Francis will preside over a half-dozen services in ravaged churches, refurbished stadiums and remote desert locations, where attendance will be limited to allow for social distancing.

Inside the country, he will travel more than 1,400 kilometers by plane and helicopter, flying over areas where security forces are still battling Daesh remnants.




Iraqi security officers stand guard in central Baghdad on March 4, 2021, on the eve of the Pope Francis’s first visit to Iraq. (AFP)

For shorter trips, Francis will take an armored car on freshly paved roads that will be lined with flowers and posters welcoming the leader known here as “Baba Al-Vatican.”

The pope’s visit has deeply touched Iraq’s Christians, whose numbers have collapsed over years of persecution and sectarian violence, from 1.5 million in 2003 to fewer than 400,000 today.

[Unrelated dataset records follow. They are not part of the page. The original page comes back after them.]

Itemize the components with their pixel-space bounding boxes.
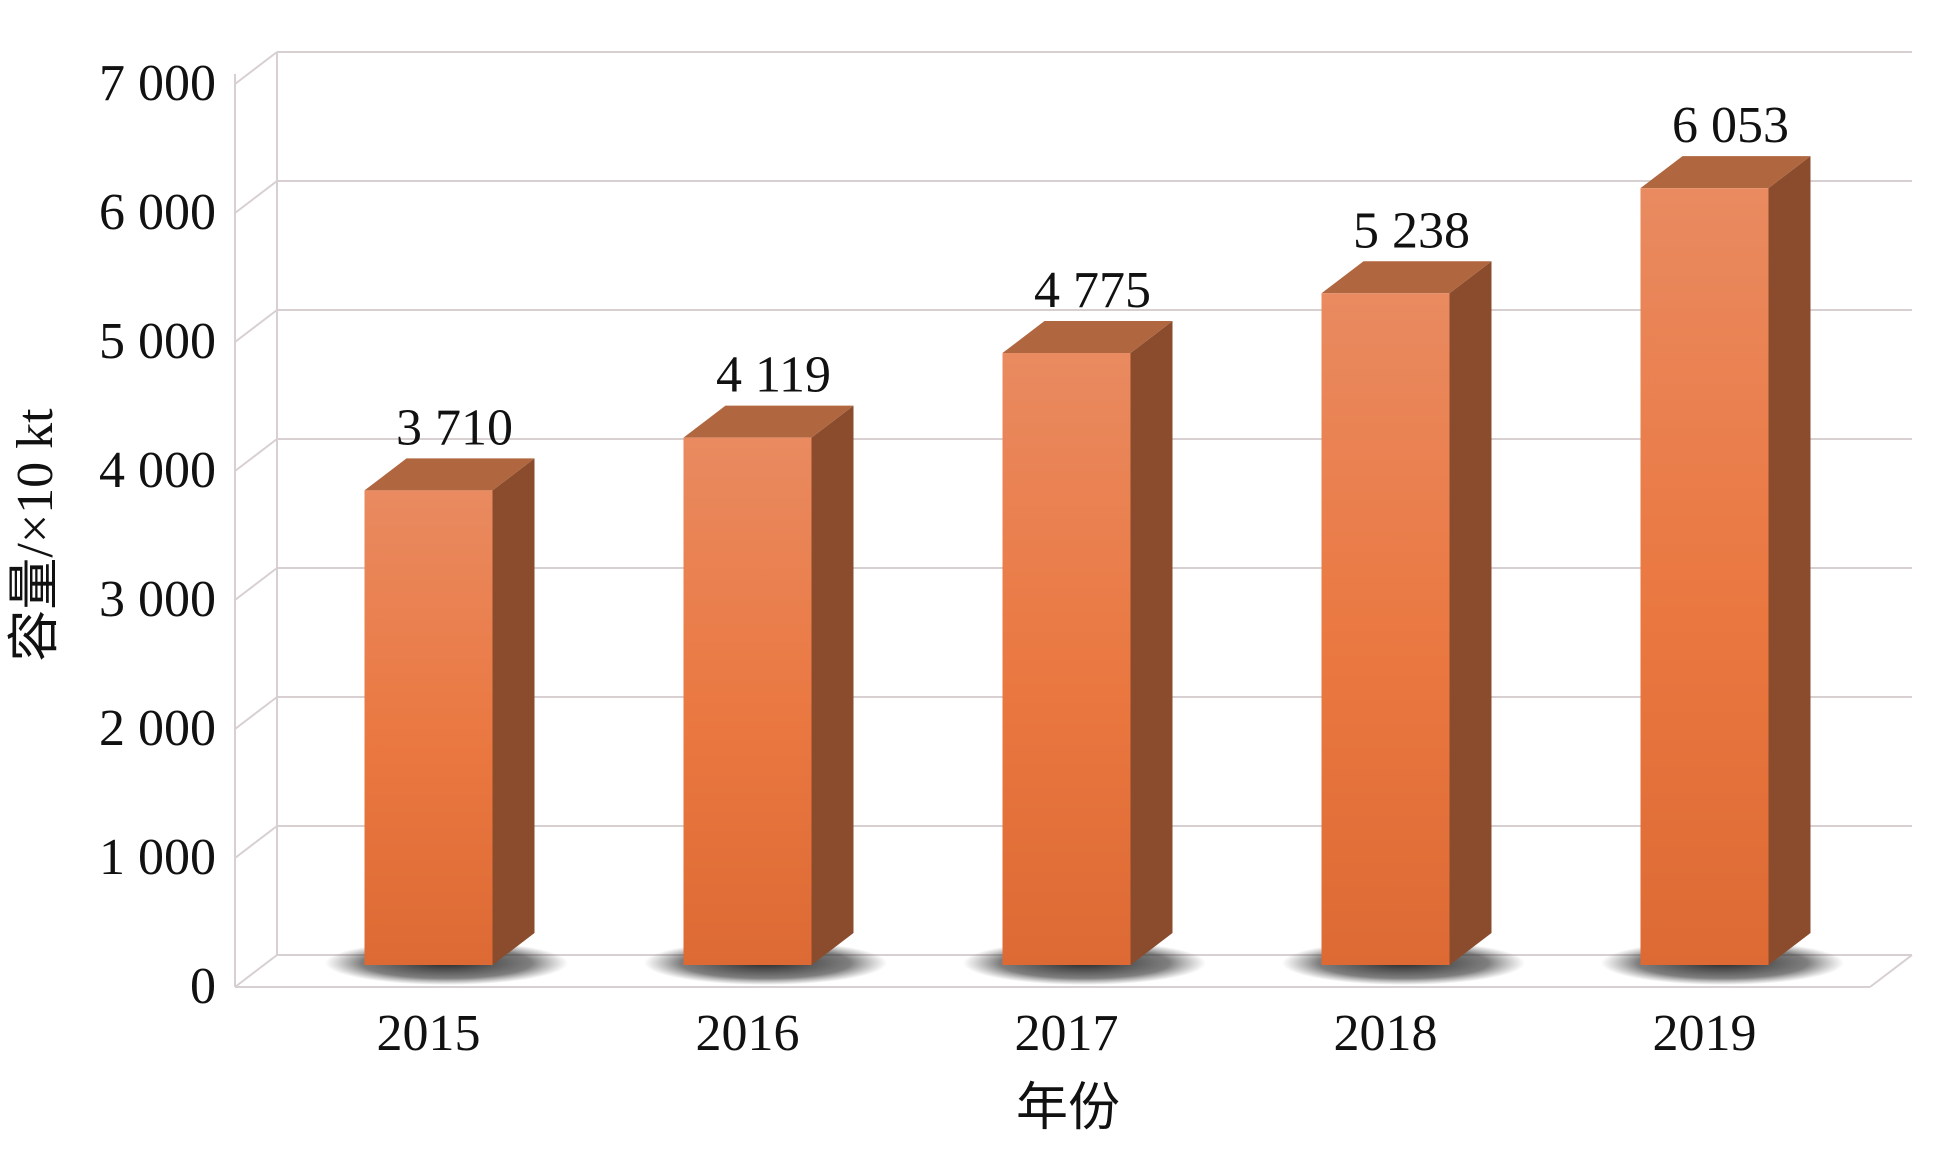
bar-top-face	[683, 405, 854, 438]
y-tick-label: 7 000	[99, 55, 216, 112]
x-tick-label: 2017	[1015, 1005, 1119, 1062]
bar-front-face	[1321, 293, 1450, 966]
gridline-side-7000	[234, 51, 278, 85]
bar-front-face	[1640, 188, 1769, 966]
label-layer: 0 1 000 2 000 3 000 4 000 5 000 6 000 7 000 3 71…	[99, 55, 1789, 1062]
axis-layer	[234, 74, 1913, 988]
gridline-side-6000	[234, 180, 278, 214]
x-tick-label: 2016	[696, 1005, 800, 1062]
bar-side-face	[811, 405, 854, 965]
y-tick-label: 0	[190, 958, 216, 1015]
bar-top-face	[1002, 321, 1173, 354]
bar-top-face	[364, 458, 535, 491]
gridline-side-4000	[234, 438, 278, 472]
bar-2019	[1600, 156, 1845, 985]
bar-2017	[962, 321, 1207, 985]
y-tick-label: 6 000	[99, 184, 216, 241]
gridline-side-5000	[234, 309, 278, 343]
y-tick-label: 2 000	[99, 700, 216, 757]
bar-front-face	[364, 490, 493, 965]
bar-top-face	[1321, 261, 1492, 294]
bar-2016	[643, 405, 888, 985]
gridline-side-2000	[234, 696, 278, 730]
y-tick-label: 4 000	[99, 442, 216, 499]
x-axis-title: 年份	[1016, 1080, 1120, 1137]
bar-2018	[1281, 261, 1526, 985]
data-label: 5 238	[1353, 202, 1470, 259]
gridline-side-0	[234, 954, 278, 988]
data-label: 4 119	[716, 347, 831, 404]
bar-side-face	[1449, 261, 1492, 966]
gridline-side-3000	[234, 567, 278, 601]
bar-side-face	[1130, 321, 1173, 965]
bar-2015	[324, 458, 569, 985]
bar-front-face	[683, 437, 812, 965]
x-tick-label: 2018	[1334, 1005, 1438, 1062]
y-tick-label: 1 000	[99, 829, 216, 886]
data-label: 3 710	[396, 399, 513, 456]
y-tick-label: 5 000	[99, 313, 216, 370]
y-axis-title: 容量/×10 kt	[7, 408, 64, 662]
bar-top-face	[1640, 156, 1811, 189]
floor-right-edge	[1869, 954, 1913, 988]
gridline-side-1000	[234, 825, 278, 859]
data-label: 4 775	[1034, 262, 1151, 319]
x-tick-label: 2015	[377, 1005, 481, 1062]
y-tick-label: 3 000	[99, 571, 216, 628]
bar-side-face	[1768, 156, 1811, 966]
bar-side-face	[492, 458, 535, 965]
bar-layer	[324, 156, 1845, 985]
data-label: 6 053	[1672, 97, 1789, 154]
bar-front-face	[1002, 353, 1131, 965]
x-tick-label: 2019	[1653, 1005, 1757, 1062]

The first day of the pope’s ambitious itinerary will see him meet government officials and clerics in the capital Baghdad, including at the Our Lady of Salvation church, where a militant attack left dozens dead in 2010.

He will also visit the northern province of Nineveh, where in 2014 Daesh militants forced minorities to either flee, convert to Islam or be put to death.




Youths unfurl a poster welcoming Pope Francis next to the ruins of the Syriac Catholic Church of the Immaculate Conception in Iraq’s northern city of Mosul on March 2, 2021. (AFP)

“People had only a few minutes to decide if they wanted to leave or be decapitated,” recalled Karam Qacha, a Chaldean Catholic priest in Nineveh.

“We left everything — except our faith.”

Some 100,000 Christians — around half of those who lived in the province — fled, of whom just 36,000 have returned, according to Catholic charity “Aid to the Church in Need.”